Quote from: non capisco on July 18, 2018, 12:06:07 AM
'Spearhead From Space' in total, but especially the sequence when those fuckers smash their way out of shop windows and start staggering down the high street, is still an amazing bit of television. I love all of the first Jon Pertwee series of Doctor Who to friggin bits, there's a tantalisingly pulpy and lurid quality to it that Doctor Who never quite achieved again, but that serial is exceptional. First series in colour, shot on film instead of video and they decide to hit you with that terrifying carry on. Shop window dummies coming to life, for crying out loud. Everyday humdrum mundanity turning evil, sleep well kids. A masterstroke.
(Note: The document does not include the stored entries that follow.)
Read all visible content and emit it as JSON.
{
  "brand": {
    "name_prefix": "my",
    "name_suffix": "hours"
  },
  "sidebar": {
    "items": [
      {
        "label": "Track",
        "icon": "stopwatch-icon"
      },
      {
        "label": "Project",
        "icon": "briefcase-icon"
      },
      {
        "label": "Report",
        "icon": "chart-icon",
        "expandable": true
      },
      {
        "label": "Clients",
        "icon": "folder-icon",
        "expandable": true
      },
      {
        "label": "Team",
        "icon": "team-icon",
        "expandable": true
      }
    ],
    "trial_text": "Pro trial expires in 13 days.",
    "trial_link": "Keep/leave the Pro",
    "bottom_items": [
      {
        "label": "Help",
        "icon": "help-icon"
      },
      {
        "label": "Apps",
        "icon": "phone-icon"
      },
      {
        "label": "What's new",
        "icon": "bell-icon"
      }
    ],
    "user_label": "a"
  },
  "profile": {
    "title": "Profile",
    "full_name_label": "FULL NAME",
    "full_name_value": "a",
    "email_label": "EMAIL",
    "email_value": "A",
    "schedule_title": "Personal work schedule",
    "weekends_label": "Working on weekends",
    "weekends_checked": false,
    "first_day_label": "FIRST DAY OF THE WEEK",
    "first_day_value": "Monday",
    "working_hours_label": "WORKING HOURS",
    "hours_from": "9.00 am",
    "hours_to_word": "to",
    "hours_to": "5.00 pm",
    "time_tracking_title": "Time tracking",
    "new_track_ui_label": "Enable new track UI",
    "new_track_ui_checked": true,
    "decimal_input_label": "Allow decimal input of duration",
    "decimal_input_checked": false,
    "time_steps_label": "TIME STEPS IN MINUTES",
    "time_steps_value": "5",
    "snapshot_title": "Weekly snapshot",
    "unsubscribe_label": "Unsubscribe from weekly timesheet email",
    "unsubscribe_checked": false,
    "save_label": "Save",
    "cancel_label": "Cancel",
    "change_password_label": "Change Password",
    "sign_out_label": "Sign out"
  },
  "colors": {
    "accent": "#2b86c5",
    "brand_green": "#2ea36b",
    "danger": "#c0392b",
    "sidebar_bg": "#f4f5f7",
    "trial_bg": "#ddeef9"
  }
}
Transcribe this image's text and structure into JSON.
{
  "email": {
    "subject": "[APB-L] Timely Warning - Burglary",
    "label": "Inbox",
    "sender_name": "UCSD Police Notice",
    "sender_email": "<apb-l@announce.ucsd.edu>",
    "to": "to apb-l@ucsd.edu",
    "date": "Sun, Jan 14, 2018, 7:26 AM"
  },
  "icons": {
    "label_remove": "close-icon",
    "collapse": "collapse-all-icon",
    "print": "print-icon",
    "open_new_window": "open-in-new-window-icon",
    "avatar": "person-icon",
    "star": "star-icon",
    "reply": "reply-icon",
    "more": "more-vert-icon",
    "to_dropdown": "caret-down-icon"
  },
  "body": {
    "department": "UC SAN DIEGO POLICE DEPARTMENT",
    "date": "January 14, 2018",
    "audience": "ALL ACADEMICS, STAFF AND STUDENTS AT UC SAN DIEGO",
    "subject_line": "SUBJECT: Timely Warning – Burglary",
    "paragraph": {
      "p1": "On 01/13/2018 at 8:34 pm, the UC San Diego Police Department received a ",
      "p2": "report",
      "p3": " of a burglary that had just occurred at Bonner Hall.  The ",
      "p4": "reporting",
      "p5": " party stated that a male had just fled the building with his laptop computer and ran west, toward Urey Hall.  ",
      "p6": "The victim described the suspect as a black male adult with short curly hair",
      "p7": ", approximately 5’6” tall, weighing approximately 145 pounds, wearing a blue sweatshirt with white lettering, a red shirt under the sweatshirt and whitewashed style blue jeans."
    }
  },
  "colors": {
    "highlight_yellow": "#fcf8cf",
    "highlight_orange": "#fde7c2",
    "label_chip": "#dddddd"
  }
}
I was eight when Spearhead From Space was broadcast and it impressed my nightime life with the most shrill dread, worse than the daleks. I find the old Dr Whos mildly amusing to watch now, but I have a lot of sympathy with Nigel Kneale's belief that you shouldn't be making television deliberately to put terror into children. I don't think the excitement I got from watching it was worth the bedeviling of the endless nights.

popcorn

I dread flushing toilets on trains and planes. It's the noise and the suddenness, like opening a portal into another, vicious dimension. Thwack. Dead.